Because of the tremendous investment of time and money in bringing these cases, medical malpractice cases are only brought by the most experienced and best trial lawyers in this State. They are also defended by among the very best of the civil defense bar (with all due respect to the automobile insurance company’s lawyers, those that defend doctors and hospitals in medical malpractice cases, are paid three or four times as much and are regarded as extremely competent advocates). Despite the fact that these cases are brought by the very best trial lawyers and have been reviewed and certified to be the result of serious medical negligence by independent medical experts, almost three out of four jury verdicts in this State are in favor of the doctor or the hospital.
In the face of this, the insurance industry has created a web of lies and myths about a “litigation explosion” and alleged punitive damage awards which have shattered New York’s economy. This dishonest campaign of the insurance industry has been ignored by the media (see, however, “Selling Out Injured Baby Rights”, Ralph Nader, www.nader.org).
The fact of the matter is that there are no punitive damages permitted in New York State for medical negligence.
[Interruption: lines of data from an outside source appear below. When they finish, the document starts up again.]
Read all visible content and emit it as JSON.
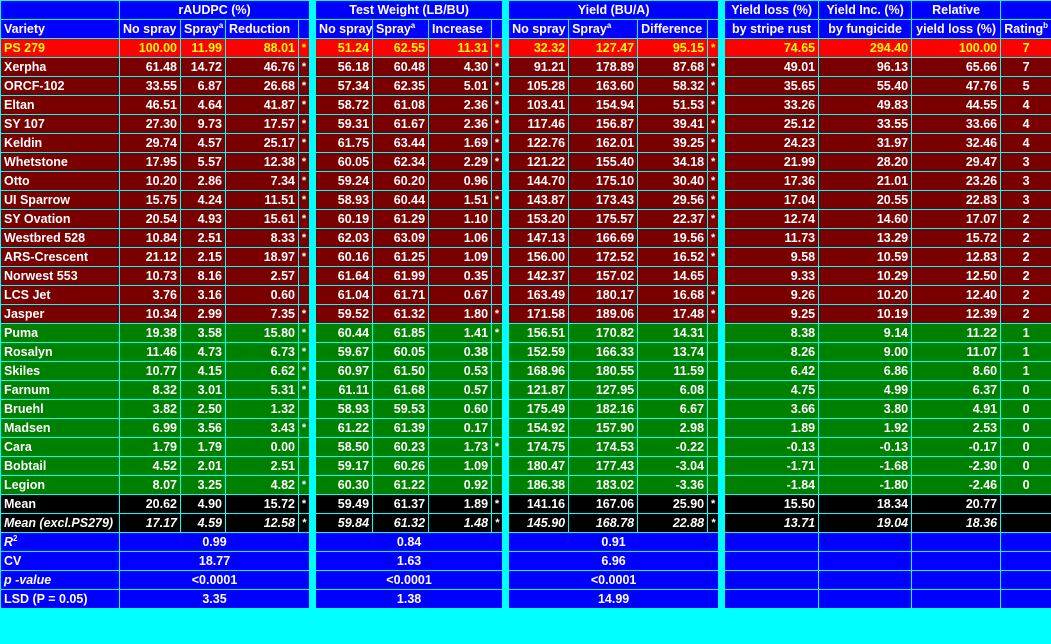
{
  "headers": {
    "variety": "Variety",
    "raudpc": "rAUDPC (%)",
    "test_weight": "Test Weight (LB/BU)",
    "yield": "Yield (BU/A)",
    "yield_loss": "Yield loss (%)",
    "yield_loss_sub": "by stripe rust",
    "yield_inc": "Yield Inc. (%)",
    "yield_inc_sub": "by fungicide",
    "relative": "Relative",
    "relative_sub": "yield loss (%)",
    "rating": "Rating",
    "rating_sup": "b",
    "no_spray": "No spray",
    "spray": "Spray",
    "spray_sup": "a",
    "reduction": "Reduction",
    "increase": "Increase",
    "difference": "Difference"
  },
  "rows": [
    {
      "v": "PS 279",
      "a1": "100.00",
      "a2": "11.99",
      "a3": "88.01",
      "as": "*",
      "t1": "51.24",
      "t2": "62.55",
      "t3": "11.31",
      "ts": "*",
      "y1": "32.32",
      "y2": "127.47",
      "y3": "95.15",
      "ys": "*",
      "yl": "74.65",
      "yi": "294.40",
      "ry": "100.00",
      "rt": "7",
      "cls": "r-hl"
    },
    {
      "v": "Xerpha",
      "a1": "61.48",
      "a2": "14.72",
      "a3": "46.76",
      "as": "*",
      "t1": "56.18",
      "t2": "60.48",
      "t3": "4.30",
      "ts": "*",
      "y1": "91.21",
      "y2": "178.89",
      "y3": "87.68",
      "ys": "*",
      "yl": "49.01",
      "yi": "96.13",
      "ry": "65.66",
      "rt": "7",
      "cls": "r-dark"
    },
    {
      "v": "ORCF-102",
      "a1": "33.55",
      "a2": "6.87",
      "a3": "26.68",
      "as": "*",
      "t1": "57.34",
      "t2": "62.35",
      "t3": "5.01",
      "ts": "*",
      "y1": "105.28",
      "y2": "163.60",
      "y3": "58.32",
      "ys": "*",
      "yl": "35.65",
      "yi": "55.40",
      "ry": "47.76",
      "rt": "5",
      "cls": "r-dark"
    },
    {
      "v": "Eltan",
      "a1": "46.51",
      "a2": "4.64",
      "a3": "41.87",
      "as": "*",
      "t1": "58.72",
      "t2": "61.08",
      "t3": "2.36",
      "ts": "*",
      "y1": "103.41",
      "y2": "154.94",
      "y3": "51.53",
      "ys": "*",
      "yl": "33.26",
      "yi": "49.83",
      "ry": "44.55",
      "rt": "4",
      "cls": "r-dark"
    },
    {
      "v": "SY 107",
      "a1": "27.30",
      "a2": "9.73",
      "a3": "17.57",
      "as": "*",
      "t1": "59.31",
      "t2": "61.67",
      "t3": "2.36",
      "ts": "*",
      "y1": "117.46",
      "y2": "156.87",
      "y3": "39.41",
      "ys": "*",
      "yl": "25.12",
      "yi": "33.55",
      "ry": "33.66",
      "rt": "4",
      "cls": "r-dark"
    },
    {
      "v": "Keldin",
      "a1": "29.74",
      "a2": "4.57",
      "a3": "25.17",
      "as": "*",
      "t1": "61.75",
      "t2": "63.44",
      "t3": "1.69",
      "ts": "*",
      "y1": "122.76",
      "y2": "162.01",
      "y3": "39.25",
      "ys": "*",
      "yl": "24.23",
      "yi": "31.97",
      "ry": "32.46",
      "rt": "4",
      "cls": "r-dark"
    },
    {
      "v": "Whetstone",
      "a1": "17.95",
      "a2": "5.57",
      "a3": "12.38",
      "as": "*",
      "t1": "60.05",
      "t2": "62.34",
      "t3": "2.29",
      "ts": "*",
      "y1": "121.22",
      "y2": "155.40",
      "y3": "34.18",
      "ys": "*",
      "yl": "21.99",
      "yi": "28.20",
      "ry": "29.47",
      "rt": "3",
      "cls": "r-dark"
    },
    {
      "v": "Otto",
      "a1": "10.20",
      "a2": "2.86",
      "a3": "7.34",
      "as": "*",
      "t1": "59.24",
      "t2": "60.20",
      "t3": "0.96",
      "ts": "",
      "y1": "144.70",
      "y2": "175.10",
      "y3": "30.40",
      "ys": "*",
      "yl": "17.36",
      "yi": "21.01",
      "ry": "23.26",
      "rt": "3",
      "cls": "r-dark"
    },
    {
      "v": "UI Sparrow",
      "a1": "15.75",
      "a2": "4.24",
      "a3": "11.51",
      "as": "*",
      "t1": "58.93",
      "t2": "60.44",
      "t3": "1.51",
      "ts": "*",
      "y1": "143.87",
      "y2": "173.43",
      "y3": "29.56",
      "ys": "*",
      "yl": "17.04",
      "yi": "20.55",
      "ry": "22.83",
      "rt": "3",
      "cls": "r-dark"
    },
    {
      "v": "SY Ovation",
      "a1": "20.54",
      "a2": "4.93",
      "a3": "15.61",
      "as": "*",
      "t1": "60.19",
      "t2": "61.29",
      "t3": "1.10",
      "ts": "",
      "y1": "153.20",
      "y2": "175.57",
      "y3": "22.37",
      "ys": "*",
      "yl": "12.74",
      "yi": "14.60",
      "ry": "17.07",
      "rt": "2",
      "cls": "r-dark"
    },
    {
      "v": "Westbred 528",
      "a1": "10.84",
      "a2": "2.51",
      "a3": "8.33",
      "as": "*",
      "t1": "62.03",
      "t2": "63.09",
      "t3": "1.06",
      "ts": "",
      "y1": "147.13",
      "y2": "166.69",
      "y3": "19.56",
      "ys": "*",
      "yl": "11.73",
      "yi": "13.29",
      "ry": "15.72",
      "rt": "2",
      "cls": "r-dark"
    },
    {
      "v": "ARS-Crescent",
      "a1": "21.12",
      "a2": "2.15",
      "a3": "18.97",
      "as": "*",
      "t1": "60.16",
      "t2": "61.25",
      "t3": "1.09",
      "ts": "",
      "y1": "156.00",
      "y2": "172.52",
      "y3": "16.52",
      "ys": "*",
      "yl": "9.58",
      "yi": "10.59",
      "ry": "12.83",
      "rt": "2",
      "cls": "r-dark"
    },
    {
      "v": "Norwest 553",
      "a1": "10.73",
      "a2": "8.16",
      "a3": "2.57",
      "as": "",
      "t1": "61.64",
      "t2": "61.99",
      "t3": "0.35",
      "ts": "",
      "y1": "142.37",
      "y2": "157.02",
      "y3": "14.65",
      "ys": "",
      "yl": "9.33",
      "yi": "10.29",
      "ry": "12.50",
      "rt": "2",
      "cls": "r-dark"
    },
    {
      "v": "LCS Jet",
      "a1": "3.76",
      "a2": "3.16",
      "a3": "0.60",
      "as": "",
      "t1": "61.04",
      "t2": "61.71",
      "t3": "0.67",
      "ts": "",
      "y1": "163.49",
      "y2": "180.17",
      "y3": "16.68",
      "ys": "*",
      "yl": "9.26",
      "yi": "10.20",
      "ry": "12.40",
      "rt": "2",
      "cls": "r-dark"
    },
    {
      "v": "Jasper",
      "a1": "10.34",
      "a2": "2.99",
      "a3": "7.35",
      "as": "*",
      "t1": "59.52",
      "t2": "61.32",
      "t3": "1.80",
      "ts": "*",
      "y1": "171.58",
      "y2": "189.06",
      "y3": "17.48",
      "ys": "*",
      "yl": "9.25",
      "yi": "10.19",
      "ry": "12.39",
      "rt": "2",
      "cls": "r-dark"
    },
    {
      "v": "Puma",
      "a1": "19.38",
      "a2": "3.58",
      "a3": "15.80",
      "as": "*",
      "t1": "60.44",
      "t2": "61.85",
      "t3": "1.41",
      "ts": "*",
      "y1": "156.51",
      "y2": "170.82",
      "y3": "14.31",
      "ys": "",
      "yl": "8.38",
      "yi": "9.14",
      "ry": "11.22",
      "rt": "1",
      "cls": "r-green"
    },
    {
      "v": "Rosalyn",
      "a1": "11.46",
      "a2": "4.73",
      "a3": "6.73",
      "as": "*",
      "t1": "59.67",
      "t2": "60.05",
      "t3": "0.38",
      "ts": "",
      "y1": "152.59",
      "y2": "166.33",
      "y3": "13.74",
      "ys": "",
      "yl": "8.26",
      "yi": "9.00",
      "ry": "11.07",
      "rt": "1",
      "cls": "r-green"
    },
    {
      "v": "Skiles",
      "a1": "10.77",
      "a2": "4.15",
      "a3": "6.62",
      "as": "*",
      "t1": "60.97",
      "t2": "61.50",
      "t3": "0.53",
      "ts": "",
      "y1": "168.96",
      "y2": "180.55",
      "y3": "11.59",
      "ys": "",
      "yl": "6.42",
      "yi": "6.86",
      "ry": "8.60",
      "rt": "1",
      "cls": "r-green"
    },
    {
      "v": "Farnum",
      "a1": "8.32",
      "a2": "3.01",
      "a3": "5.31",
      "as": "*",
      "t1": "61.11",
      "t2": "61.68",
      "t3": "0.57",
      "ts": "",
      "y1": "121.87",
      "y2": "127.95",
      "y3": "6.08",
      "ys": "",
      "yl": "4.75",
      "yi": "4.99",
      "ry": "6.37",
      "rt": "0",
      "cls": "r-green"
    },
    {
      "v": "Bruehl",
      "a1": "3.82",
      "a2": "2.50",
      "a3": "1.32",
      "as": "",
      "t1": "58.93",
      "t2": "59.53",
      "t3": "0.60",
      "ts": "",
      "y1": "175.49",
      "y2": "182.16",
      "y3": "6.67",
      "ys": "",
      "yl": "3.66",
      "yi": "3.80",
      "ry": "4.91",
      "rt": "0",
      "cls": "r-green"
    },
    {
      "v": "Madsen",
      "a1": "6.99",
      "a2": "3.56",
      "a3": "3.43",
      "as": "*",
      "t1": "61.22",
      "t2": "61.39",
      "t3": "0.17",
      "ts": "",
      "y1": "154.92",
      "y2": "157.90",
      "y3": "2.98",
      "ys": "",
      "yl": "1.89",
      "yi": "1.92",
      "ry": "2.53",
      "rt": "0",
      "cls": "r-green"
    },
    {
      "v": "Cara",
      "a1": "1.79",
      "a2": "1.79",
      "a3": "0.00",
      "as": "",
      "t1": "58.50",
      "t2": "60.23",
      "t3": "1.73",
      "ts": "*",
      "y1": "174.75",
      "y2": "174.53",
      "y3": "-0.22",
      "ys": "",
      "yl": "-0.13",
      "yi": "-0.13",
      "ry": "-0.17",
      "rt": "0",
      "cls": "r-green"
    },
    {
      "v": "Bobtail",
      "a1": "4.52",
      "a2": "2.01",
      "a3": "2.51",
      "as": "",
      "t1": "59.17",
      "t2": "60.26",
      "t3": "1.09",
      "ts": "",
      "y1": "180.47",
      "y2": "177.43",
      "y3": "-3.04",
      "ys": "",
      "yl": "-1.71",
      "yi": "-1.68",
      "ry": "-2.30",
      "rt": "0",
      "cls": "r-green"
    },
    {
      "v": "Legion",
      "a1": "8.07",
      "a2": "3.25",
      "a3": "4.82",
      "as": "*",
      "t1": "60.30",
      "t2": "61.22",
      "t3": "0.92",
      "ts": "",
      "y1": "186.38",
      "y2": "183.02",
      "y3": "-3.36",
      "ys": "",
      "yl": "-1.84",
      "yi": "-1.80",
      "ry": "-2.46",
      "rt": "0",
      "cls": "r-green"
    },
    {
      "v": "Mean",
      "a1": "20.62",
      "a2": "4.90",
      "a3": "15.72",
      "as": "*",
      "t1": "59.49",
      "t2": "61.37",
      "t3": "1.89",
      "ts": "*",
      "y1": "141.16",
      "y2": "167.06",
      "y3": "25.90",
      "ys": "*",
      "yl": "15.50",
      "yi": "18.34",
      "ry": "20.77",
      "rt": "",
      "cls": "r-black"
    },
    {
      "v": "Mean (excl.PS279)",
      "a1": "17.17",
      "a2": "4.59",
      "a3": "12.58",
      "as": "*",
      "t1": "59.84",
      "t2": "61.32",
      "t3": "1.48",
      "ts": "*",
      "y1": "145.90",
      "y2": "168.78",
      "y3": "22.88",
      "ys": "*",
      "yl": "13.71",
      "yi": "19.04",
      "ry": "18.36",
      "rt": "",
      "cls": "r-mean2"
    }
  ],
  "stats": [
    {
      "label": "R",
      "label_sup": "2",
      "label_italic": true,
      "a": "0.99",
      "t": "0.84",
      "y": "0.91"
    },
    {
      "label": "CV",
      "label_sup": "",
      "label_italic": false,
      "a": "18.77",
      "t": "1.63",
      "y": "6.96"
    },
    {
      "label": "p -value",
      "label_sup": "",
      "label_italic": true,
      "a": "<0.0001",
      "t": "<0.0001",
      "y": "<0.0001"
    },
    {
      "label": "LSD (P = 0.05)",
      "label_sup": "",
      "label_italic": false,
      "a": "3.35",
      "t": "1.38",
      "y": "14.99"
    }
  ]
}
The vast majority of the seven figure medical malpractice awards/settlements are in situations involving avoidable birth defects to brain-damaged and other permanently handicapped babies who are victimized — usually while still in the womb — by careless doctors or nurses. These are, obviously, significant exceptions. Nevertheless, these few large awards — almost invariably well justified — are thrown up by the insurance industry to mislead, not only the public, but the medical practitioners themselves to create an atmosphere of fear and of litigation run amok.
Now Governor Andrew Cuomo, in a most cynical fashion, has attempted to curry favor with the insurance industry in Albany (the strongest lobby in our State Capitol) by submitting a budget which would include, buried in the various expense items of the State, a $250,000.00 cap on pain and suffering awards in birth defect and other brain-damaged baby cases in New York.
It is urged that all citizens contact Governor Cuomo’s office as well as your local Assemblyman and Senator and tell them that you oppose Governor Cuomo’s medical malpractice Proposal Number 131.